It took Tumbao Bravo just two days to record its most recent CD. Since most bands take much longer to record an album, you might think that’s too little time to make something excellent. Think again. El Nido-The Nest is Tumbao Bravo’s fifth CD of Afro-Cuban jazz; their first four have garnered numerous awards and have received wide airplay. This one likely will be greeted just as enthusiastically.

The CD kicks off with founder Paul VornHagen’s “Flight to Sanibel,” a mambo that perfectly captures the son montuno style of Cuban jazz. The percussion section of Olman Piedra’s timbales (Michael Gutierrez will be appearing at Kerrytown) and Gregory “Greco” Freeman’s congas accompany Patrick Prouty’s bass and Brian Di Blassio’s piano on a syncopated repeating figure with an irresistible groove. When VornHagen’s flute and Paul Finkbeiner’s trumpet enter with the melody we are transported to the tropics–or at least as far as Florida. The beaches, breezes, sun, and sea are all there in that sound.
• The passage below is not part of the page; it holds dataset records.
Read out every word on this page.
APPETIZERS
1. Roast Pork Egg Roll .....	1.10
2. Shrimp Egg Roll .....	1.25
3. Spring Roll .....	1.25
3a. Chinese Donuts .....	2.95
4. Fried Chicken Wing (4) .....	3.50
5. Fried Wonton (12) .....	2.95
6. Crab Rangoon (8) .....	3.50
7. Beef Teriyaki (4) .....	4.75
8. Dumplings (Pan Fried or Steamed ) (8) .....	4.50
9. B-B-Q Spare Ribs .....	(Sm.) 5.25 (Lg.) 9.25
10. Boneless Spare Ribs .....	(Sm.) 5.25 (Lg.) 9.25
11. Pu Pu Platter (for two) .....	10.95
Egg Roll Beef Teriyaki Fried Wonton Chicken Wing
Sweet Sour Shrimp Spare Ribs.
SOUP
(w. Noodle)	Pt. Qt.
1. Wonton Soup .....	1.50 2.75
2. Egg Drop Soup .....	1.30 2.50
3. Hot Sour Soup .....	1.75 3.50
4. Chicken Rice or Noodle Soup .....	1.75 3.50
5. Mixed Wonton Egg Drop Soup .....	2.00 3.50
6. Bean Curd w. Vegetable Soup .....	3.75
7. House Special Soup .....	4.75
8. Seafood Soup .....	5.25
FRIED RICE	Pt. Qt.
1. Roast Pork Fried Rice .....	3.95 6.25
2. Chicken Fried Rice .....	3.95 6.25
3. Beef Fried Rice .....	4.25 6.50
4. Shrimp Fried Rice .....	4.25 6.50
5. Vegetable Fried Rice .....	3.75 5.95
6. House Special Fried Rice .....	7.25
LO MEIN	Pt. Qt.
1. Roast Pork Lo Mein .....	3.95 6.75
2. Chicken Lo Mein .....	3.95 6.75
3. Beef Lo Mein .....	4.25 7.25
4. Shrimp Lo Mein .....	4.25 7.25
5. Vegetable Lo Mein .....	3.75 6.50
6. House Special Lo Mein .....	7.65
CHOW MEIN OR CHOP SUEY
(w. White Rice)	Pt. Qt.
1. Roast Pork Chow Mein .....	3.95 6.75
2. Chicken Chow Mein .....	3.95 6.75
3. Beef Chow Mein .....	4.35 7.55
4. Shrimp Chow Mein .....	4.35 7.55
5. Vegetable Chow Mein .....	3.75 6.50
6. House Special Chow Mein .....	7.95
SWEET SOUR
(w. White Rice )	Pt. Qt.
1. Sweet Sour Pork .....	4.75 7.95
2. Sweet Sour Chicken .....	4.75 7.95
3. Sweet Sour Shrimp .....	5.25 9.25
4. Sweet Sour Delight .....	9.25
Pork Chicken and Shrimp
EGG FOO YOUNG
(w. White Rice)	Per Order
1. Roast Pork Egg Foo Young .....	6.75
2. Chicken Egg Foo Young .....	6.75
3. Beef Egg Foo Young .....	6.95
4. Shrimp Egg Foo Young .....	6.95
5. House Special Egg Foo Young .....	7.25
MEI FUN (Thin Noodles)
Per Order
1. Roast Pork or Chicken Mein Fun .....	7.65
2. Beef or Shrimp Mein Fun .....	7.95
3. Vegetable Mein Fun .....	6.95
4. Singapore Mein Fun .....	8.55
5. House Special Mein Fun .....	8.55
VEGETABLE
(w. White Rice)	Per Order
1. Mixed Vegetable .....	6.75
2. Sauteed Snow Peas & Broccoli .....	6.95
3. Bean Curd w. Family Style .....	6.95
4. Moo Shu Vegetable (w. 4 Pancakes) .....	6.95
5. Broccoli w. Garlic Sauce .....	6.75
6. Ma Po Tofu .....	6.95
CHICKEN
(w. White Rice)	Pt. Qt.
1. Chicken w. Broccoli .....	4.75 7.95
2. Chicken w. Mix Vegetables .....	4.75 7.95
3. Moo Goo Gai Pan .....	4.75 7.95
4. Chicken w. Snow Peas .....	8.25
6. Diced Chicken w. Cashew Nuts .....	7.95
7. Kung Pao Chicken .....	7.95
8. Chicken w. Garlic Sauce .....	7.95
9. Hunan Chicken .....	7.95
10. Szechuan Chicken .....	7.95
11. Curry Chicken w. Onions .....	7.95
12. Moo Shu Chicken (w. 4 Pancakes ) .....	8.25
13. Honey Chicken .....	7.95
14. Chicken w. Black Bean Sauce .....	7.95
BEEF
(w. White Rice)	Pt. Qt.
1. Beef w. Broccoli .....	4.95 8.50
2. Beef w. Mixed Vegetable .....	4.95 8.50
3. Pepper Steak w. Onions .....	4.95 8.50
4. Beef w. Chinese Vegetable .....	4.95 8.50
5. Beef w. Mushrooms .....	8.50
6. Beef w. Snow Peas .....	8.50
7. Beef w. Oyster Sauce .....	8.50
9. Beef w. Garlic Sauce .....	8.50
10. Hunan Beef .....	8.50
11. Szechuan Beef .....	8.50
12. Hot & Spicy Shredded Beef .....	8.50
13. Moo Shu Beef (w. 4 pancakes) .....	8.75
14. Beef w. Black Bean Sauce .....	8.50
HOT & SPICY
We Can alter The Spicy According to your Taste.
Here, and throughout the recording, they sound authentic without being academic and innovative without being capricious, combining authoritative technique with bold, yet relaxed, playing.

“Gia No Cry” is a funky cha-cha in a boogaloo rhythm, with plenty of strut and attitude. Cuban jazz usually doesn’t use the typical trap set, so there’s no thumping bass drum, but there’s plenty of muscular drive from the timbales/conga/cowbell combination. The absence of the kick drum highlights the subtleties of the lighter percussion. In Piedra and Freeman’s hands, with VornHagen adding guiro and claves, and Prouty’s bass adding both bottom and punch, the rhythms are robust and complex, constantly changing like an undulating, shape-shifting jigsaw puzzle.

“Consolation,” by John Barron, who was Tumbao Bravo’s original bass player, is a bolero, the Cuban equivalent of the ballad, and features a gorgeous melody perfectly suited to Finkbeiner’s flugelhorn. Add soulful low harmony from VornHagen’s alto sax, spare and elegant solos from both Di Blassio and Finkbeiner, and the result is as sweet as a well-made mojito and just as intoxicating.

VornHagen’s title tune starts off as a stately cha-cha, but after a smooth modulation and an ingenious rhythm change, surprisingly cued by the piano, it settles into a cheerful mambo, with VornHagen introducing yet another tonal color with his piccolo. There are similar treasures throughout: The melody of VornHagen’s “Wake Up Call” is so lyrical you can almost hear words sung to it. Prouty’s “Sons of Bassett,” with its sinuous bass line, sounds especially sinister and James Bond-ish when doubled by VornHagen’s baritone sax. And “Elephants,” which VornHagen composed in Cuban 6/8 rhythm, was inspired by the sounds of elephants walking down a dusty road.

When Tumbao Bravo played at Top of the Park there were plenty of salsa dancers gyrating to their music. There’s no dance floor at the Kerrytown Concert House, where the band hosts its record release party on September 15, but there’ll be nothing stopping you from dancing in your seat. Afterward you can dance to Tumbao Bravo’s music at home and, if you’re like me, you won’t have much use for the eject button on your CD player for a while.